Malaysia Airlines has been at the center of two of the most disastrous high profile stories of 2014. First, in March, Malaysia Flight 370 mysteriously disappeared, presumably somewhere over the Indian Ocean. The plane has still not been found. Then, in July, Malaysia Flight 17 crashed in eastern Ukraine, the apparent victim of a surface-to-air missile fired by militants in that war-torn region.
Two lost flights resulting in the deaths of over 500 people in the span of just 131 days should have been more than Malaysia's fair share of bad press this year.

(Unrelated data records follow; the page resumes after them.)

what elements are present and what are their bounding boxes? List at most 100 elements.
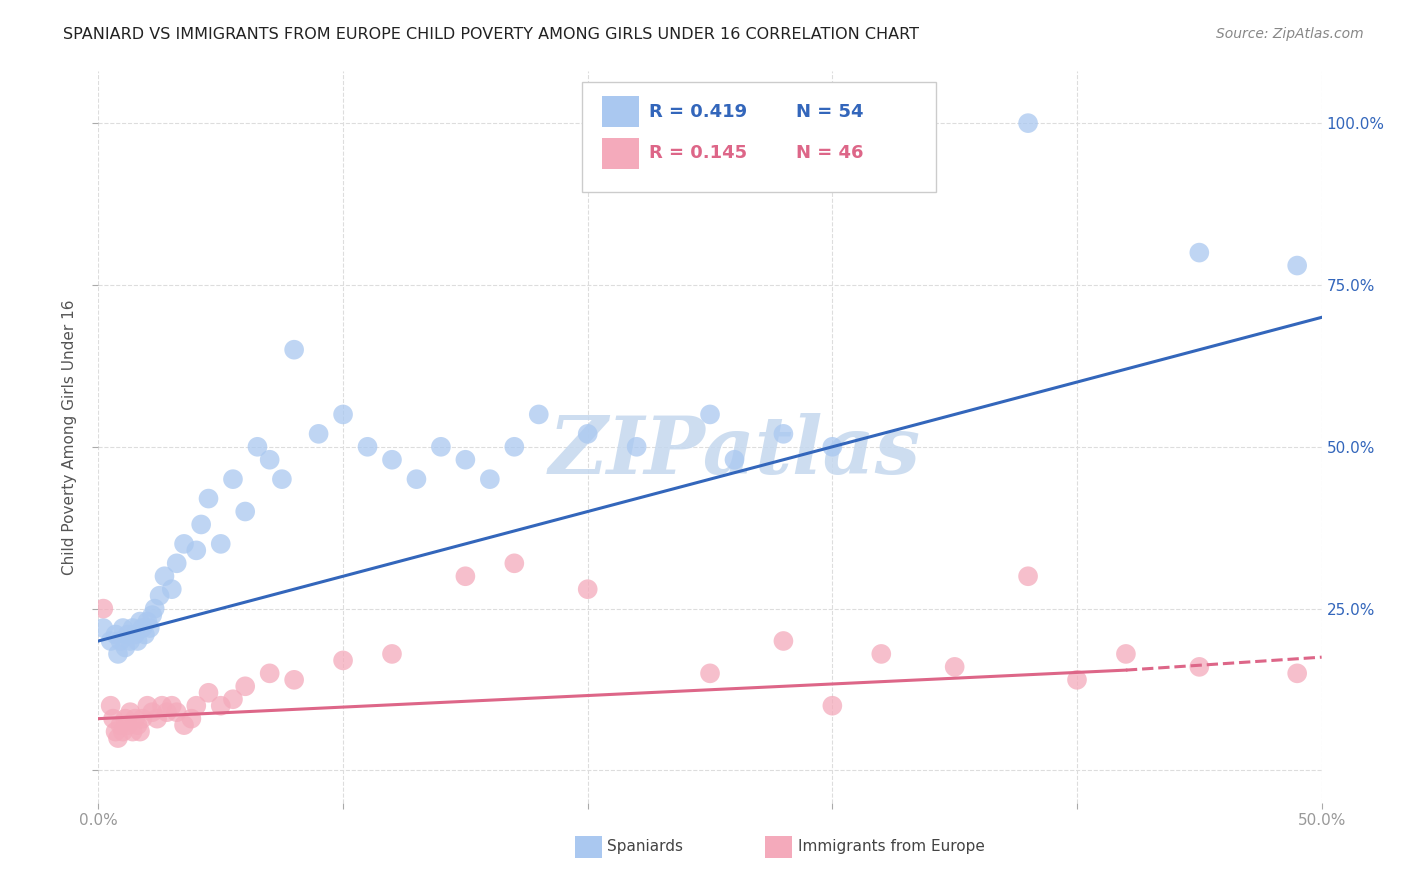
Point (259, 666, 281, 681)
Point (110, 718, 132, 732)
Text: R = 0.145: R = 0.145 (648, 145, 747, 162)
Point (160, 698, 183, 713)
Point (209, 698, 232, 713)
Point (943, 660, 966, 674)
Point (104, 627, 127, 641)
Point (186, 543, 208, 558)
Point (129, 724, 152, 739)
Point (156, 705, 179, 719)
FancyBboxPatch shape (765, 836, 792, 858)
Point (124, 712, 146, 726)
Point (283, 673, 305, 687)
Point (100, 634, 122, 648)
Text: Immigrants from Europe: Immigrants from Europe (799, 839, 986, 855)
Text: ZIPatlas: ZIPatlas (548, 413, 921, 491)
Point (270, 472, 294, 486)
FancyBboxPatch shape (602, 96, 640, 127)
Point (233, 504, 256, 518)
Point (894, 116, 917, 130)
Point (117, 718, 139, 732)
Point (110, 634, 132, 648)
Point (454, 569, 477, 583)
Point (100, 698, 122, 713)
Point (821, 698, 844, 713)
FancyBboxPatch shape (575, 836, 602, 858)
Point (141, 705, 163, 719)
Point (190, 517, 212, 532)
Point (139, 621, 162, 635)
Point (173, 718, 195, 732)
Point (197, 686, 219, 700)
Point (1017, 116, 1039, 130)
Point (699, 408, 721, 422)
Point (381, 647, 404, 661)
Point (114, 640, 136, 655)
Point (186, 698, 208, 713)
Point (111, 621, 134, 635)
Point (209, 537, 232, 551)
Point (136, 698, 159, 713)
Point (166, 557, 188, 571)
Text: Spaniards: Spaniards (607, 839, 683, 855)
Point (120, 705, 142, 719)
Point (503, 440, 526, 454)
Point (332, 408, 354, 422)
Point (259, 452, 281, 467)
Point (149, 589, 172, 603)
Point (332, 653, 354, 667)
Y-axis label: Child Poverty Among Girls Under 16: Child Poverty Among Girls Under 16 (62, 300, 77, 574)
Point (143, 601, 166, 615)
Text: Source: ZipAtlas.com: Source: ZipAtlas.com (1216, 27, 1364, 41)
Point (405, 472, 427, 486)
Point (430, 440, 453, 454)
Point (1066, 673, 1088, 687)
Point (134, 627, 156, 641)
Point (576, 426, 599, 441)
Point (1286, 666, 1309, 681)
Point (1286, 259, 1309, 273)
Point (124, 627, 146, 641)
Point (160, 582, 183, 597)
Point (233, 679, 256, 693)
Point (136, 615, 159, 629)
Point (129, 615, 152, 629)
Point (114, 712, 136, 726)
Text: N = 46: N = 46 (796, 145, 863, 162)
Point (120, 634, 142, 648)
Point (308, 426, 330, 441)
Point (478, 472, 501, 486)
Point (131, 712, 153, 726)
Point (107, 647, 129, 661)
Point (246, 440, 269, 454)
FancyBboxPatch shape (602, 138, 640, 169)
Point (699, 666, 721, 681)
Point (870, 647, 893, 661)
Point (121, 724, 143, 739)
Point (772, 634, 794, 648)
Point (146, 712, 169, 726)
Point (180, 712, 202, 726)
Point (821, 440, 844, 454)
Point (1188, 660, 1211, 674)
Point (626, 440, 648, 454)
Point (127, 634, 149, 648)
Point (131, 621, 153, 635)
Point (222, 472, 245, 486)
Point (121, 621, 143, 635)
Point (141, 608, 163, 623)
Point (107, 731, 129, 745)
Point (127, 718, 149, 732)
Point (527, 408, 550, 422)
Text: SPANIARD VS IMMIGRANTS FROM EUROPE CHILD POVERTY AMONG GIRLS UNDER 16 CORRELATIO: SPANIARD VS IMMIGRANTS FROM EUROPE CHILD… (63, 27, 920, 42)
Point (153, 569, 176, 583)
Point (111, 724, 134, 739)
Point (173, 537, 195, 551)
FancyBboxPatch shape (582, 82, 936, 192)
Point (197, 491, 219, 506)
Text: N = 54: N = 54 (796, 103, 863, 120)
Point (104, 724, 127, 739)
Point (117, 627, 139, 641)
Text: R = 0.419: R = 0.419 (648, 103, 747, 120)
Point (166, 705, 188, 719)
Point (381, 452, 404, 467)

But this week the airline brought on one of the most baffling bad PR stories in recent memory when it launched the "My Ultimate Bucket List Campaign." According to Travel Monitor, the campaign asked customers to tell Malaysia Airlines which destinations they'd most like to visit, with the best answers going into a draw to win one of 12 return economy class airfares from Australia and New Zealand to Malaysia or one of four iPads.
Of course, a "bucket list" is a list of things one wants to do before dying, and seeing as how the airline has a less-than-stellar track record in passenger safety this year, the new campaign was quickly and thoroughly lambasted. By Thursday, the airliner announced a name change for the campaign and issued an apology.
The struggling airline has been all but abandoned by customers following this year's two deadly disasters, and last week it announced that it would cut flights and personnel to the tune of more than $1 billion in savings. The ill-advised campaign title, part of the its desperate search for ways to boost business, shows that the airliner has more to work on than just making sure their flights go smoothly.